Another study from Drug and Alcohol Dependence this week examined postmortem toxicology data from 45 fatal overdose cases in coordination with drug samples found at the scene. Researchers found co-use between stimulants and opioids; and fentanyl commonly part of purported heroin samples. Researchers did not typically find fentanyl to be in purported stimulants. The full study can be found here.


NPS Discovery identifies two new substances: novel stimulant Methylenedioxy-PV8 and synthetic cannabinoid ADB-HEXINACA

NPS Discovery issued an alert regarding two identifications of Methylenedioxy-PV8 in the US this week. Methylenedioxy-PV8, which is classified as a novel stimulant and substituted cathinone is not explicitly scheduled in the US, but PV8 is a Schedule I substance. Read the full alert here.

NPS Discovery issued an alert regarding identification of ADB-HEXINACA in the US this week. ADB-HEXINACA, which is classified as a synthetic cannabinoid is not explicitly scheduled in the US, but ADB-PINACA is a Schedule I substance. Read the full alert here.


Schedules of controlled substances: Placement of 10 specific fentanyl-related substances in Schedule I

From the Federal Register: The DEA placed 10 fentanyl-related substances permanently in Schedule I of Controlled Substances this week, per the February 6, 2018 temporary scheduling order. Through the Temporary Reauthorization and Study of the Emergency Scheduling of Fentanyl Analogues Act, which became law on February 6, 2020, Congress extended the temporary control of fentanyl-related substances until May 6, 2021. Read more from the Federal Register here. Read the rule from the DEA here.

HHS releases new buprenorphine practice guidelines, expanding access to treatment for opioid use disorder 

The Department of Health and Human Services (HHS) released new guidelines relating to the treatment of opioid use disorder (OUD). The guidelines allow eligible physicians, physician assistants, nurse practitioners, clinical nurse specialists, certified registered nurse anesthetists, and certified nurse midwives to treat up to 30 patients with buprenorphine without the federal certification process. The practitioners must work in collaboration with a DEA registered physician. The exemption does not apply to prescribing Schedule II medications such as methadone. Read the HHS guidelines in the Federal Register here. The HHS press release is here.

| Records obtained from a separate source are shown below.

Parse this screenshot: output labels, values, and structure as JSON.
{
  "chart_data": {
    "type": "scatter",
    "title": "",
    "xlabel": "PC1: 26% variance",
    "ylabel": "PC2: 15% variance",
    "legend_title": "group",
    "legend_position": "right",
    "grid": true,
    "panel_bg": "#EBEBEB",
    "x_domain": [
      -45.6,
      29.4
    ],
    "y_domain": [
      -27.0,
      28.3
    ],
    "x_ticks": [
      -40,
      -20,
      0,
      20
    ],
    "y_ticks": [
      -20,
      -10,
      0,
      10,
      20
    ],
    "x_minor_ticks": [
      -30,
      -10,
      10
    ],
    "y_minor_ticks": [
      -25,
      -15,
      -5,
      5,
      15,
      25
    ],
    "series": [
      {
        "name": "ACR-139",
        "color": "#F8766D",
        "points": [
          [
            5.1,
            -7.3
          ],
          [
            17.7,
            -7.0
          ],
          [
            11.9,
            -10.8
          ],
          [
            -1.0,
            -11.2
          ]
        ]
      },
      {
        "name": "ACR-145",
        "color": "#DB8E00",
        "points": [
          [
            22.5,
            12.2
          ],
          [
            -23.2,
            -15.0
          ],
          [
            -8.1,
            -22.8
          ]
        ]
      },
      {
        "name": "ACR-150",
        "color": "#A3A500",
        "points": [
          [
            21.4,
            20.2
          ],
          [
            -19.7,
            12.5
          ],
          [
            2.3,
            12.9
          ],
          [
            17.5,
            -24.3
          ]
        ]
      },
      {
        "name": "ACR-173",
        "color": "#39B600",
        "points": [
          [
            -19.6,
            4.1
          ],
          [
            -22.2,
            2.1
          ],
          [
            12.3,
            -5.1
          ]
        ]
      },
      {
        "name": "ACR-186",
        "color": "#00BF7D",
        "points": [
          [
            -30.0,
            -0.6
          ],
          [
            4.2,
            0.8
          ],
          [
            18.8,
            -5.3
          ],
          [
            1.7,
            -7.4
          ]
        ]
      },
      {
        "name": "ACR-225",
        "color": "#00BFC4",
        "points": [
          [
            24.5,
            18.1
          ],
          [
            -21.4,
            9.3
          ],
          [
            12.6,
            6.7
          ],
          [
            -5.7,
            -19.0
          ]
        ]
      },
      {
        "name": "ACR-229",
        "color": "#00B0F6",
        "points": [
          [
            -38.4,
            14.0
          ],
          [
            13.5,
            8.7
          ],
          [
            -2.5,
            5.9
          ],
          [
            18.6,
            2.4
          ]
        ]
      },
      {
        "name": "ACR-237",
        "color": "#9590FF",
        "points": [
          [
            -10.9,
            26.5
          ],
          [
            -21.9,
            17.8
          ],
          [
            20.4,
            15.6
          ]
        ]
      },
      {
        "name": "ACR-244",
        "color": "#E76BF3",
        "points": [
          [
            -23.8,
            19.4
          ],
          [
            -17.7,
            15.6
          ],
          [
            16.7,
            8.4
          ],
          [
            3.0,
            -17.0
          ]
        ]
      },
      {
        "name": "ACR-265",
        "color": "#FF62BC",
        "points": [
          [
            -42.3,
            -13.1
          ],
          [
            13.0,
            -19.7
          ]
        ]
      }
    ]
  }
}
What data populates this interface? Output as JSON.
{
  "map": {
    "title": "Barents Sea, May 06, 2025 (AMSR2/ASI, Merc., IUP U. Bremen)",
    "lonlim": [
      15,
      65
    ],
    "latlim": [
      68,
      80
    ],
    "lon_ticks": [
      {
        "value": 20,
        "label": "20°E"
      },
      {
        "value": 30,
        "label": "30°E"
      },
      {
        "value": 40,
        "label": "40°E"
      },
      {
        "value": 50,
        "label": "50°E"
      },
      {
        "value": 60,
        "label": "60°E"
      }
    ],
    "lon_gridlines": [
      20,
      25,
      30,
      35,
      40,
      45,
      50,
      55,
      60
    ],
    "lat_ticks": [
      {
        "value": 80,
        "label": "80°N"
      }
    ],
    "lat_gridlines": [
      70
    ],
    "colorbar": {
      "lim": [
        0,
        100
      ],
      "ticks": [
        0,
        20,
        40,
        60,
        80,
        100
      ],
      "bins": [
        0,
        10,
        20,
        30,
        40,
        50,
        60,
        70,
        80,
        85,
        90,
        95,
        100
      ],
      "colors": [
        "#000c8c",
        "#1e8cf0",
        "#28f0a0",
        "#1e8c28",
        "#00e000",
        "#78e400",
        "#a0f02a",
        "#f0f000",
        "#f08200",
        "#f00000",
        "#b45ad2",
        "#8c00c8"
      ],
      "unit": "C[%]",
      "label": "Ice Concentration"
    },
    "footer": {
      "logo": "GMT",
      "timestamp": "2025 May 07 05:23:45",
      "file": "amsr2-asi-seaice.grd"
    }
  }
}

DEA launches Project Wave Breaker to stop illegal fentanyl market  

The DEA announced a new initiative to reach high-impact areas and disrupt the flow of fentanyl in the US. The eleven areas participating include: Phoenix, New York, San Diego, New England, Los Angeles, Chicago, Detroit, St. Louis, San Francisco, Houston, and El Paso. Project Wave Breaker will deploy intelligence assets to target Mexican cartels and their proliferation of fentanyl among these US communities. The press release from the DEA can be found here.

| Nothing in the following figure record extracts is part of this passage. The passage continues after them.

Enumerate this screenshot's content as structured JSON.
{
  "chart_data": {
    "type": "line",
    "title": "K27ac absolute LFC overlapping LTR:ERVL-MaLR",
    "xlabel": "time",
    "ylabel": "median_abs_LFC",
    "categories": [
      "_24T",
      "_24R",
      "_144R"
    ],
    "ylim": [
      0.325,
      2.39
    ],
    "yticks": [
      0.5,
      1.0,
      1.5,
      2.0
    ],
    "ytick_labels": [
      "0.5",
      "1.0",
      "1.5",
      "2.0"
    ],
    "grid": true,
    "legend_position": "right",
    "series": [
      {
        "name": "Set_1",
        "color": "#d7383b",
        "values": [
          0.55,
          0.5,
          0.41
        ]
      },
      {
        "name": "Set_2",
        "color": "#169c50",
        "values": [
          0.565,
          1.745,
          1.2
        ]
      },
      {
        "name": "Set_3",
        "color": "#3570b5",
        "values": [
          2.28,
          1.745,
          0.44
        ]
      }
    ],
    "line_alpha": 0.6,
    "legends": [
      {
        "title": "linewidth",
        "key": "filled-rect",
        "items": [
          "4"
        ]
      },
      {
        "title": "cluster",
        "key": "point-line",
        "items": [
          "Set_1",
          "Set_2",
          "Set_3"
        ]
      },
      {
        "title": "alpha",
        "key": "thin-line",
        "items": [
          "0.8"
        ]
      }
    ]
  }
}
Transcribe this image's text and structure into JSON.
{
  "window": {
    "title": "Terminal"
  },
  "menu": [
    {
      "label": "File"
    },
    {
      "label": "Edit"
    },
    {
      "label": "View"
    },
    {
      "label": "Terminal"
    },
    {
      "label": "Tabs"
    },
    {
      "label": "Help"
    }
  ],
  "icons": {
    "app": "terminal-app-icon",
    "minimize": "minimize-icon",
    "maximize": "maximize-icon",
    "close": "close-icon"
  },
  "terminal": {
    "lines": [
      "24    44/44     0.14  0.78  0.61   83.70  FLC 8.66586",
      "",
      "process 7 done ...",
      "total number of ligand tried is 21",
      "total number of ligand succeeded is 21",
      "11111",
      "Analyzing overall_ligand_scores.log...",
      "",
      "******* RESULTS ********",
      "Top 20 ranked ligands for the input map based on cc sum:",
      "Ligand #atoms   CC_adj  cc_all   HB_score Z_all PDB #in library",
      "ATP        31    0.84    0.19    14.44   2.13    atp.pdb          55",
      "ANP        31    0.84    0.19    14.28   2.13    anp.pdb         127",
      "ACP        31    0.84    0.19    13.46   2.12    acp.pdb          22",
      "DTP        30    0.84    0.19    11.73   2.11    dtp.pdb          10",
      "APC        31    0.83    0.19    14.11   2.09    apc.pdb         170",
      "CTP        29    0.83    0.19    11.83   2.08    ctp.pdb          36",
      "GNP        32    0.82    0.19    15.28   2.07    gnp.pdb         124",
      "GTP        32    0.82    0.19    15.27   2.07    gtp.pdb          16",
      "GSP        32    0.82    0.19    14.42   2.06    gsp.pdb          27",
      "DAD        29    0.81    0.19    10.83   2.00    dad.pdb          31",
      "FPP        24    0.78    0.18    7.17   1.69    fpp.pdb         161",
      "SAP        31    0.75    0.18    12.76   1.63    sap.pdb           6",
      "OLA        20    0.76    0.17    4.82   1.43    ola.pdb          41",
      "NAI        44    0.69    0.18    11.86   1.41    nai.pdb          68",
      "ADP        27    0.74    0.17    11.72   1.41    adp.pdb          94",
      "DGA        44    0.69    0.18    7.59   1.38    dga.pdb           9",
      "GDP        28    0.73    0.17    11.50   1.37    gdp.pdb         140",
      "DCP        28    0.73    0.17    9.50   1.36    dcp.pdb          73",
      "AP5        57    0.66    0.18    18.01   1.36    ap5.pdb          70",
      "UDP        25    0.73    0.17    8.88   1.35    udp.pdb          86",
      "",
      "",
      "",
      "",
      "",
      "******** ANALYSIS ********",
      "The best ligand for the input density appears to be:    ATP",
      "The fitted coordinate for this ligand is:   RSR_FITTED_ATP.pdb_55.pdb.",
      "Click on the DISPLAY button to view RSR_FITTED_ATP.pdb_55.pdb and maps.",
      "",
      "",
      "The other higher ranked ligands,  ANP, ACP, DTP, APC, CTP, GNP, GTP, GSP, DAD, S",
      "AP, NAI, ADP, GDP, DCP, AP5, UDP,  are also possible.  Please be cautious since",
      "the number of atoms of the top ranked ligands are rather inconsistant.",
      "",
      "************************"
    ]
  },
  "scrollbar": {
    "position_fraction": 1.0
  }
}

Biden administration expected to announce plan to ban menthol cigarettes 

The Food and Drug Administration (FDA) announced yesterday it will begin the process of banning menthol tobacco cigarettes. Experts expect that menthol cigarettes will be available for at least 2 more years, while regulatory processes allow the transition. Menthol is used to reduce irritation in the throat, making it easier to smoke. Menthol cigarettes are favored by Black smokers and Black men have the highest lung cancer death rate in the country. Read the article in The Washington Post here.